Desmoid fibromatosis (DF) is a rare, locally aggressive, nonmetastasizing fibroblastic/myofibroblastic tumor with a tendency to recur and an unpredictable clinical course. A "wait-and-see" policy is the new standard of care. DF are characterized by activating alterations of the wnt/β-catenin pathway: CTNNB1 or adenomatous polyposis coli gene (APC) mutations (these mutations being mutually exclusive). Desmoid-type fibromatosis of the breast (DFB) is rare with an incidence of 0.2% of breast tumors. The diagnosis of DFB is difficult, as it must be distinguished from metaplastic carcinoma and other spindle cell lesions. Sequencing of 128 DFB identified a lower rate of CTNNB1 mutations using Sanger (65.6%) or Sanger+next-generation sequencing (77.7%) and a higher rate of APC mutations (11.8%) than in all-site DF. By excluding patients with familial adenomatous polyposis (n=2), the rate of APC mutations in DFB was high (10.7%). The distribution of CTNNB1 mutations in DFB was different from all-site DF, with a higher rate of T41A (68.9%), a lower rate of S45F (5.7%), and a similar rate of S45T (12.6%). By combining the 2 molecular techniques in a 2-step manner (Sanger, then next-generation sequencing), we increased the detection rate of CTNNB1 mutations and lowered the rate of wild-type tumors from 34.4% to 9.8%, therefore improving the diagnosis of DFB. The identification of the exon 3 CTNNB1 mutation in breast spindle cell lesions is a highly specific tool for the diagnosis of DFB, in addition to extensive immunohistochemical analysis. Our study also underlines the importance of APC in DFB tumorigenesis. These findings have significant implications for patient care and management.
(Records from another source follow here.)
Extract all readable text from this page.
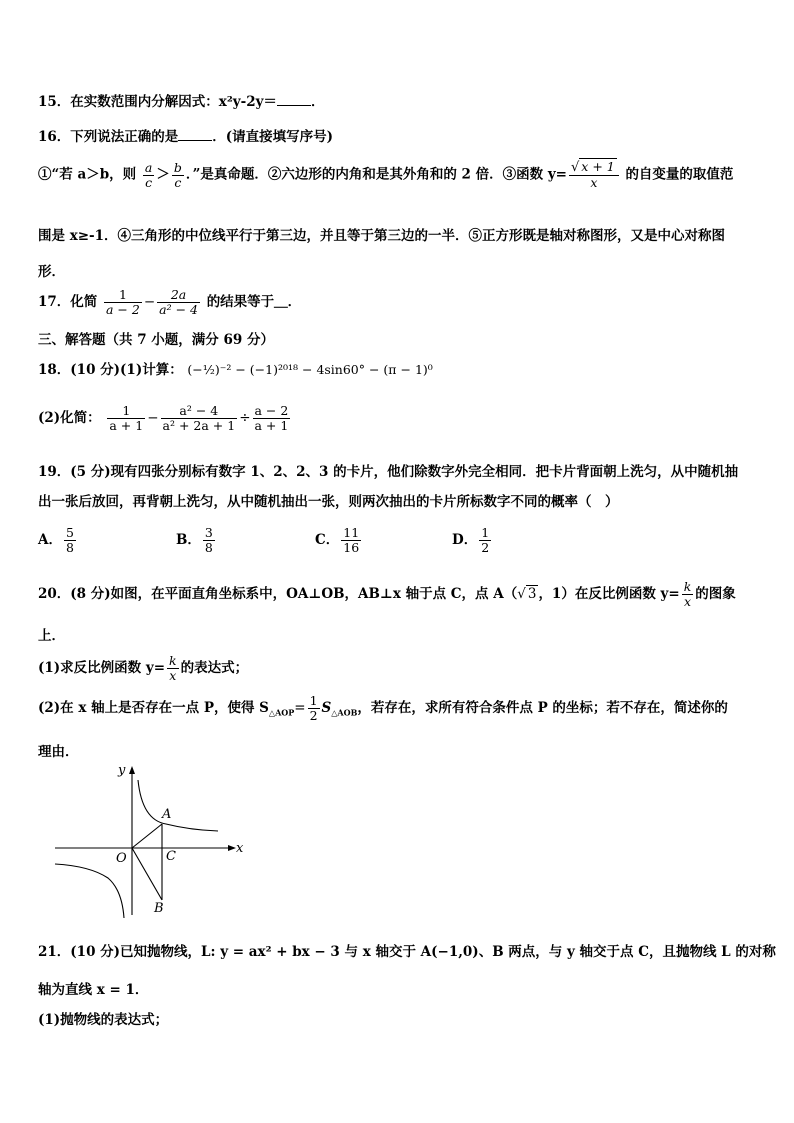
15．在实数范围内分解因式：x²y-2y＝	．
16．下列说法正确的是	．(请直接填写序号)
①“若 a＞b，则 $\frac{a}{c} > \frac{b}{c}$ ．”是真命题．②六边形的内角和是其外角和的 2 倍．③函数 $y= \frac{√ x + 1}{x}$ 的自变量的取值范
围是 x≥-1．④三角形的中位线平行于第三边，并且等于第三边的一半．⑤正方形既是轴对称图形，又是中心对称图
形．
17．化简 $\frac{1}{a - 2} - \frac{2a}{\text{a² − 4}}$ 的结果等于＿．
三、解答题（共 7 小题，满分 69 分）
18．(10 分)(1)计算： (−½)⁻² − (−1)²⁰¹⁸ − 4sin60° − (π − 1)⁰
(2)化简： $\frac{1}{a + 1} - \frac{\text{a² − 4}}{\text{a² + 2a + 1}} \div \frac{a - 2}{a + 1}$
19．(5 分)现有四张分别标有数字 1、2、2、3 的卡片，他们除数字外完全相同．把卡片背面朝上洗匀，从中随机抽
出一张后放回，再背朝上洗匀，从中随机抽出一张，则两次抽出的卡片所标数字不同的概率（　）
A． $\frac{5}{8}$	B． $\frac{3}{8}$	C． $\frac{11}{16}$	D． $\frac{1}{2}$
20．(8 分)如图，在平面直角坐标系中，OA⊥OB，AB⊥x 轴于点 C，点 A（√ 3 ，1）在反比例函数 $y= \frac{k}{x}$ 的图象
上．
(1)求反比例函数 $y= \frac{k}{x}$ 的表达式；
(2)在 x 轴上是否存在一点 P，使得 $S_{\triangle AOP}= \frac{1}{2} S_{\triangle AOB}$，若存在，求所有符合条件点 P 的坐标；若不存在，简述你的
理由．
y
x
O
A
C
B
21．(10 分)已知抛物线，L: y = ax² + bx − 3 与 x 轴交于 A(−1,0)、B 两点，与 y 轴交于点 C，且抛物线 L 的对称
轴为直线 x = 1．
(1)抛物线的表达式；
硬纤维瘤病(DF)是一种罕见的局部侵袭性、非转移性纤维母细胞/肌纤维母细胞瘤,具有复发倾向和不可预测的临床病程。“观望”策略是新的治疗标准。DF 的特征是存在 Wnt/β-catenin 通路的激活改变:CTNNB1 或腺瘤性结肠息肉病基因(APC)突变(这些突变是相互排斥的)。乳腺硬纤维瘤病(DFB)罕见,占乳腺肿瘤的 0.2%。DFB 的诊断困难,因为它必须与化生性癌和其他梭形细胞病变区分开来。对 128 例 DFB 进行测序,发现 Sanger(65.6%)或 Sanger+下一代测序(77.7%)的 CTNNB1 突变率较低,APC 突变率较高(11.8%),而所有部位的 DF 则较低。排除家族性腺瘤性息肉病患者(n=2)后,DFB 的 APC 突变率较高(10.7%)。DFB 中 CTNNB1 突变的分布与所有部位的 DF 不同,T41A 的发生率较高(68.9%),S45F 的发生率较低(5.7%),S45T 的发生率相似(12.6%)。通过两步法(Sanger,然后是下一代测序)结合这 2 种分子技术,我们提高了 CTNNB1 突变的检出率,并将野生型肿瘤的检出率从 34.4%降低至 9.8%,从而提高了 DFB 的诊断率。在乳腺梭形细胞病变中,识别外显子 3 CTNNB1 突变是诊断 DFB 的一种高度特异性工具,除了广泛的免疫组化分析。我们的研究还强调了 APC 在 DFB 肿瘤发生中的重要性。这些发现对患者的治疗和管理具有重要意义。